Wednesday, July 5, 2023

Proper 8a July 2, 2023

 It is tough being a Christian. Last week Steven Metcalfe shared with you the dire situation of mainline Christian denominations in this country—the institutional church is no longer relevant to a majority of the population in the United States. What we do here on a Sunday has become irrelevant to more people than not.
Sobering isn’t it?
Of course we’re doing all sorts of things to address the collapse of the institutional church—we’re reaching out more and more, letting the outcasts of the wider community know that God loves them, no exceptions, and that we will meet them where they are, and do all that we can to help them EXPERIENCE that unconditional love with every interaction. We’ve fully engaged in the Genesee Regional Initiative, offering a way to make the sacraments available in the smaller churches of our region, knowing that to close those churches won’t mean more people for us on a Sunday, it will mean losing more people from the Episcopal Church as a whole.
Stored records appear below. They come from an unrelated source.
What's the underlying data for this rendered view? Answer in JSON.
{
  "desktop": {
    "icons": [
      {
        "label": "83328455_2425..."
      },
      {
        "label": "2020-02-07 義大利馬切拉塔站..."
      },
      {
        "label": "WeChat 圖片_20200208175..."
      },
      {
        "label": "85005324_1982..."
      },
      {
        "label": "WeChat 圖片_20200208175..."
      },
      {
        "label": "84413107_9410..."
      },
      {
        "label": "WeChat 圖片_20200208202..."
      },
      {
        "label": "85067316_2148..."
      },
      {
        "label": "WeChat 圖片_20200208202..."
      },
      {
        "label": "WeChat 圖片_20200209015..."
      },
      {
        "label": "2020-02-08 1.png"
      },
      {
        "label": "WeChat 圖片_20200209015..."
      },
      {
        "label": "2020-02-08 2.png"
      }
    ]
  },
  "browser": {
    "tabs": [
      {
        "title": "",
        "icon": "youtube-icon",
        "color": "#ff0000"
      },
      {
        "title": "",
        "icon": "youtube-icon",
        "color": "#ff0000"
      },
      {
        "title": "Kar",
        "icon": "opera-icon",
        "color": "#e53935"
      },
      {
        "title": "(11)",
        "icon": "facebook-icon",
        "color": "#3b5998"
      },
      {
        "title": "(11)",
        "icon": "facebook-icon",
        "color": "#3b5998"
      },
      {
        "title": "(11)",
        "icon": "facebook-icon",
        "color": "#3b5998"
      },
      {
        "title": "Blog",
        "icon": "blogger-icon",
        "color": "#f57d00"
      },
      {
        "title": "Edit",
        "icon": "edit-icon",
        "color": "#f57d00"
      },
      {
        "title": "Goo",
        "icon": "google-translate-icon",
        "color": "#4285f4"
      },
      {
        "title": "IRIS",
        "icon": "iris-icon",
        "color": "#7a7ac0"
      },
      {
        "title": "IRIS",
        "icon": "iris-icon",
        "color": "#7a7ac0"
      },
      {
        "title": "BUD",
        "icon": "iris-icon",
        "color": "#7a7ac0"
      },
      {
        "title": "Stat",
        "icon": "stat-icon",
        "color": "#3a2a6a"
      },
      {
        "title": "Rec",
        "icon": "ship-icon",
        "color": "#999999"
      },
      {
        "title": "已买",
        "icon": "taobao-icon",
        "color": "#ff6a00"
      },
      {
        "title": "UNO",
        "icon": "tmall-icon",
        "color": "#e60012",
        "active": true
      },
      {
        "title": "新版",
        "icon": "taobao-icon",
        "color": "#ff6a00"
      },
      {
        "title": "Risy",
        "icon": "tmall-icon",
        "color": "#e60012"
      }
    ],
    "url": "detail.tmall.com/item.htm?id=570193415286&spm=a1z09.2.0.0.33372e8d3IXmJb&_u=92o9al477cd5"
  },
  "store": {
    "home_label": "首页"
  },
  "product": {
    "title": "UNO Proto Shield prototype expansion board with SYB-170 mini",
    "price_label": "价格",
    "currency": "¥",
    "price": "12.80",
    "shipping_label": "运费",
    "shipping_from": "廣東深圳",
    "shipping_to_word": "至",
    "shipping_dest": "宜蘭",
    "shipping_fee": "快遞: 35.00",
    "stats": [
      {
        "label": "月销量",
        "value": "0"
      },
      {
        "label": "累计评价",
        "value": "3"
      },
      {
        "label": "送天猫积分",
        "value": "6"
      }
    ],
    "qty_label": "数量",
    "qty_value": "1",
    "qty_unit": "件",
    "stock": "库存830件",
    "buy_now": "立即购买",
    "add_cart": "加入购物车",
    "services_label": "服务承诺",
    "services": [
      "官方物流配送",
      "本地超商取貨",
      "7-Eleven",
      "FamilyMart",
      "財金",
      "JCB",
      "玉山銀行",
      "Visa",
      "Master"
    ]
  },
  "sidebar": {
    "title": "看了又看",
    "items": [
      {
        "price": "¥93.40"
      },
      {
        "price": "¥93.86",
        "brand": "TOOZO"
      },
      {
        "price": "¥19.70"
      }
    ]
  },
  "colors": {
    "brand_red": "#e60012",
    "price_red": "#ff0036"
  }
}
Now, all this decline is depressing for sure, but it is also an opportunity, an opportunity to be the hands and feet of Jesus in different ways. More like how the early church became “the church.”
We’re doing it right here—even though the weather outside is frightful we were ready to be outside this morning---bringing our celebration of Holy Eucharist—our weekly gathering to praise God and share God’s love with one another—- out into public view. The early church had to do this because people were very afraid of what was going on in these home churches, behind closed doors, so the early home churches flung open their doors and windows to let the whole world know that what they were doing was open and available to all. That’s what we are doing here—letting folks know we are not a secret club!
We have our blessing box and our Thrift Store where, like the early disciples Lydia, Phoebe and Dorcas, we make sure the hungry are fed and the naked are clothed. We don’t preach to those who use the Blessing Box, we welcome them. We don’t ridicule the Thrift Store customers for being poor, we welcome them, and when they don’t have enough money to purchase something, we give them a gift certificate or one of us throws in the extra money because it isn’t about making money, it’s about serving others.
We did it when a group of us attended the Gay Pride kick-off at Frist Presbyterian Church on June 1. Designed for the youth of Batavia, we engaged in conversation with young people who, by their own report, feel that the Church and God hate them. By eating ice cream with them we showed them we and God love them.
We are engaged with the Balanovych family, selling Halayna’s pierogis for her and raising money through bake sales to aid relief efforts for the Ukrainian people displaced and terrified by the invasion of Russia in their sovereign land.
On Juneteenth Several of you stood by the grave of Addy, who may have been the enslaved servant of a former rector of this very parish, making public amends for the horrors of slavery.
    All of this work is discipleship work, it’s being the hands and feet of Jesus in the world. It is not easy work, it can uncomfortable, painful and scary work. We may be reviled for it, we may anger one another by doing it, we may anger others. But we keep doing the work. Why? Because sharing the good news of Christ behind the closed doors of our building has never been the point and in the current climate in this day and age, it’s not engaging more people into the Way of God as given to us by Jesus. But doing the work of the prophets, being a disciple of Christ? That does. And it will. It is the life-bread of our faith.     So, in a few minutes, when I am honored to feed you with the bread of life, may you be strengthened to feed others in all that you do, wherever you are, however you can do it for as long as you can do it.
Because if we don’t do the work of being Jesus in this world, who will? Amen.